National Army Museum, Waiouru, New Zealand : Military History & Army War Museum

Joining Up with a Sense of Duty or for a Bit More Pay

Charles Bluett

Charles Bluett

Charles Bluett was born on 24 December 1890 in Whakatane.

At the outbreak of World War One, Charles Bluett was working as a labourer with his brother Jack in Whakatane and when reports of casualties from overseas reached home, many men were shocked into joining up.

Charles Bluett enlisted on 24 July 1916, aged 26 and completed training at Trentham, Featherston and Tauherenikau Camps. Perhaps enjoying the nightlife a little too much, Charles was docked his pay on two occasions for staying out too long on leave however he soon received his posting orders and embarked from Wellington on 15 November 1916 aboard the Maunganui bound for England, arriving at Devonport on 29 January 1917.

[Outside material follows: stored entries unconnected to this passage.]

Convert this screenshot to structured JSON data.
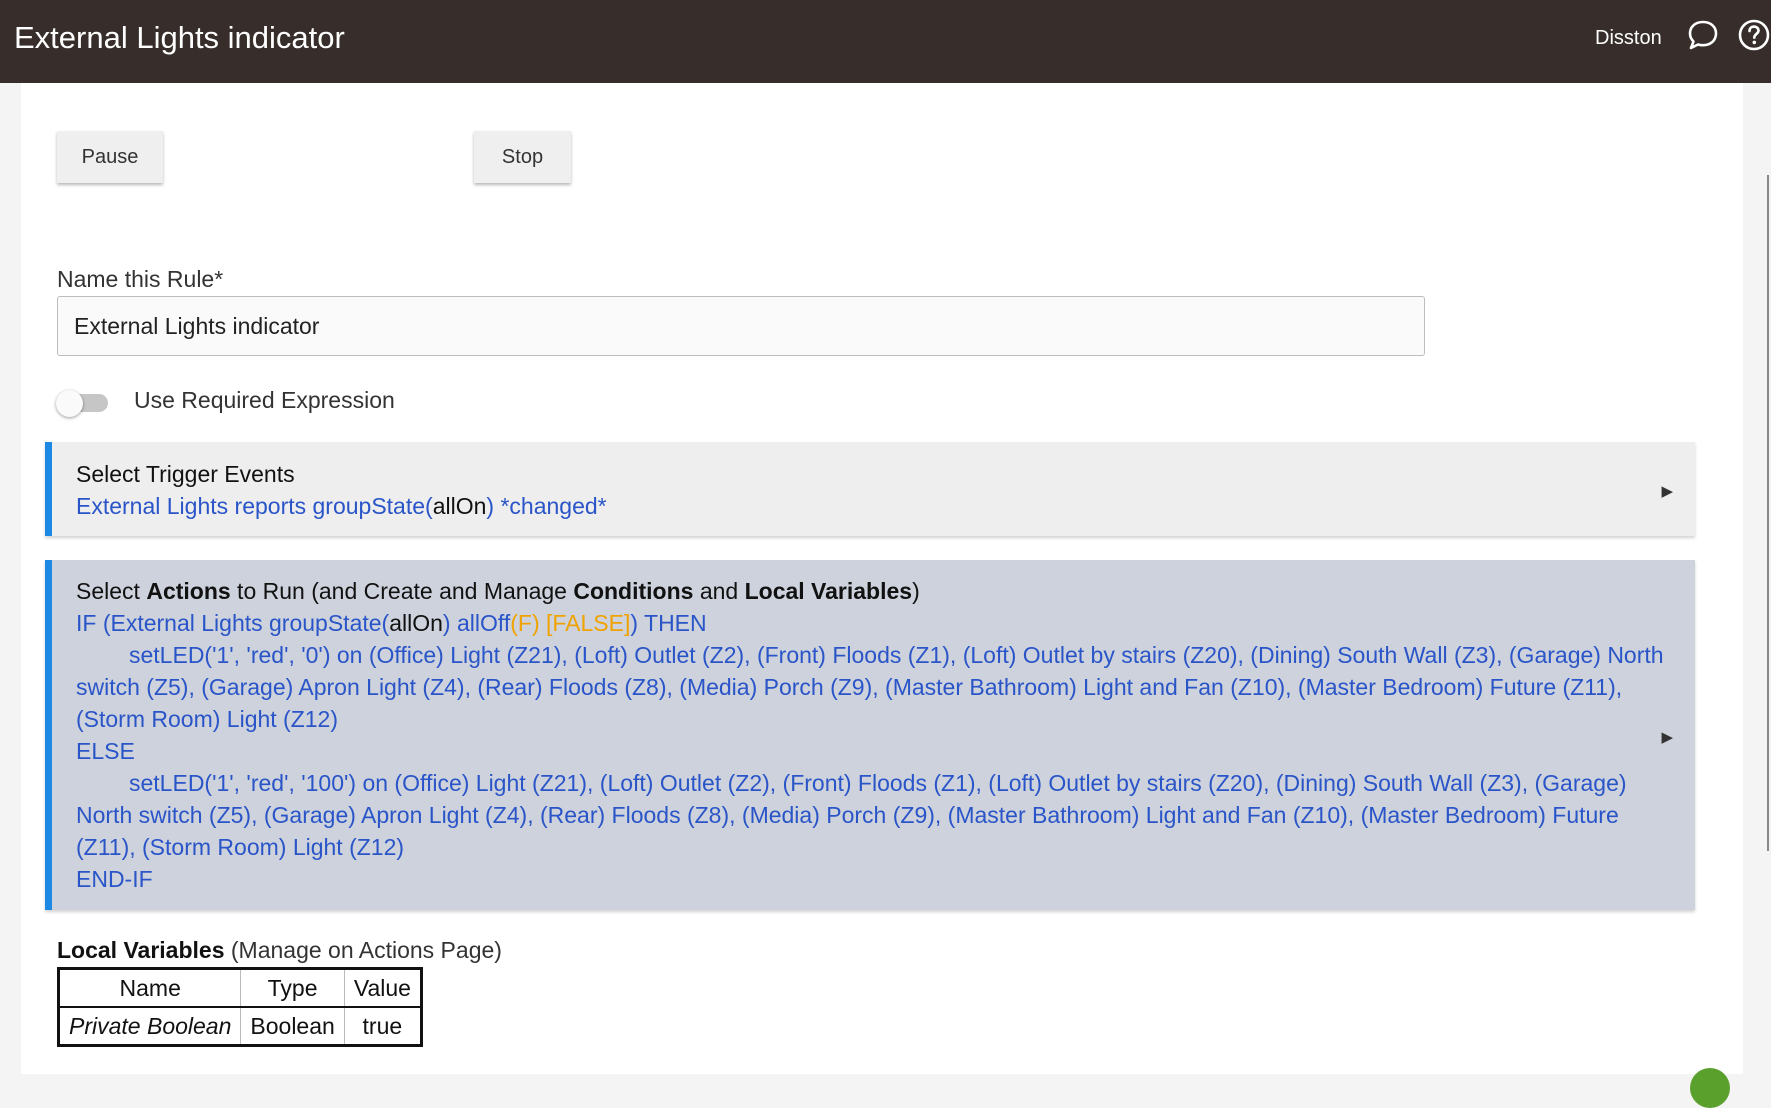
{
  "header": {
    "title": "External Lights indicator",
    "user": "Disston",
    "icons": [
      "chat-bubble-icon",
      "help-icon"
    ]
  },
  "controls": {
    "pause_label": "Pause",
    "stop_label": "Stop"
  },
  "rule_name": {
    "label": "Name this Rule*",
    "value": "External Lights indicator"
  },
  "required_expression": {
    "label": "Use Required Expression",
    "enabled": false
  },
  "trigger_section": {
    "heading": "Select Trigger Events",
    "line_prefix": "External Lights reports groupState(",
    "line_value": "allOn",
    "line_suffix": ") *changed*"
  },
  "actions_section": {
    "heading_parts": {
      "p1": "Select ",
      "b1": "Actions",
      "p2": " to Run (and Create and Manage ",
      "b2": "Conditions",
      "p3": " and ",
      "b3": "Local Variables",
      "p4": ")"
    },
    "if_line": {
      "prefix": "IF (External Lights groupState(",
      "value": "allOn",
      "mid": ") allOff",
      "flag": "(F) [FALSE]",
      "suffix": ") THEN"
    },
    "then_action": "setLED('1', 'red', '0') on (Office) Light (Z21), (Loft) Outlet (Z2), (Front) Floods (Z1), (Loft) Outlet by stairs (Z20), (Dining) South Wall (Z3), (Garage) North switch (Z5), (Garage) Apron Light (Z4), (Rear) Floods (Z8), (Media) Porch (Z9), (Master Bathroom) Light and Fan (Z10), (Master Bedroom) Future (Z11), (Storm Room) Light (Z12)",
    "else_label": "ELSE",
    "else_action": "setLED('1', 'red', '100') on (Office) Light (Z21), (Loft) Outlet (Z2), (Front) Floods (Z1), (Loft) Outlet by stairs (Z20), (Dining) South Wall (Z3), (Garage) North switch (Z5), (Garage) Apron Light (Z4), (Rear) Floods (Z8), (Media) Porch (Z9), (Master Bathroom) Light and Fan (Z10), (Master Bedroom) Future (Z11), (Storm Room) Light (Z12)",
    "end_label": "END-IF"
  },
  "local_variables": {
    "title_bold": "Local Variables",
    "title_rest": " (Manage on Actions Page)",
    "columns": [
      "Name",
      "Type",
      "Value"
    ],
    "rows": [
      {
        "name": "Private Boolean",
        "type": "Boolean",
        "value": "true"
      }
    ]
  },
  "colors": {
    "topbar": "#372d2a",
    "accent": "#1e88e5",
    "link_text": "#2a55c8",
    "false_flag": "#f0a300"
  }
}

Further training at Sling Camp was followed by a journey across the channel to France on 1 March 1917, arriving at Etaples two days later.

Three weeks later, he experienced his first taste of action with the Auckland Infantry Battalion but two months later, he was back to his old tricks, being docked his pay for missing a parade.

He survived the awful battles at Passchendaele in October 1917 and for his efforts, was given leave in England for three weeks.

Once back with the unit, the NZ Division began preparation for the final push in March 1918 and found themselves back on the Somme.

On 27 March 1918, the New Zealand Division marched through Mailly-Mailet and reached Colincamps where they encountered the Germans. Intense machine gun fire held up the advance and this was followed up by an infantry attack on the Aucklanders. At some stage of the battle, Charles Bluett was killed in action, possibly by an artillery bombardment. The attack would later be repulsed and gains made but the body of Charles Bluett would never be recovered.

31942 Private Charles Bluett is commemorated on the Grevillers (New Zealand) Memorial, Grevillers British Cemetery, Pas-de-Calais, France.

He is also commemorated on a panel at the Whakatane Memorial Rest Room at the base of the Pohaturoa Rock.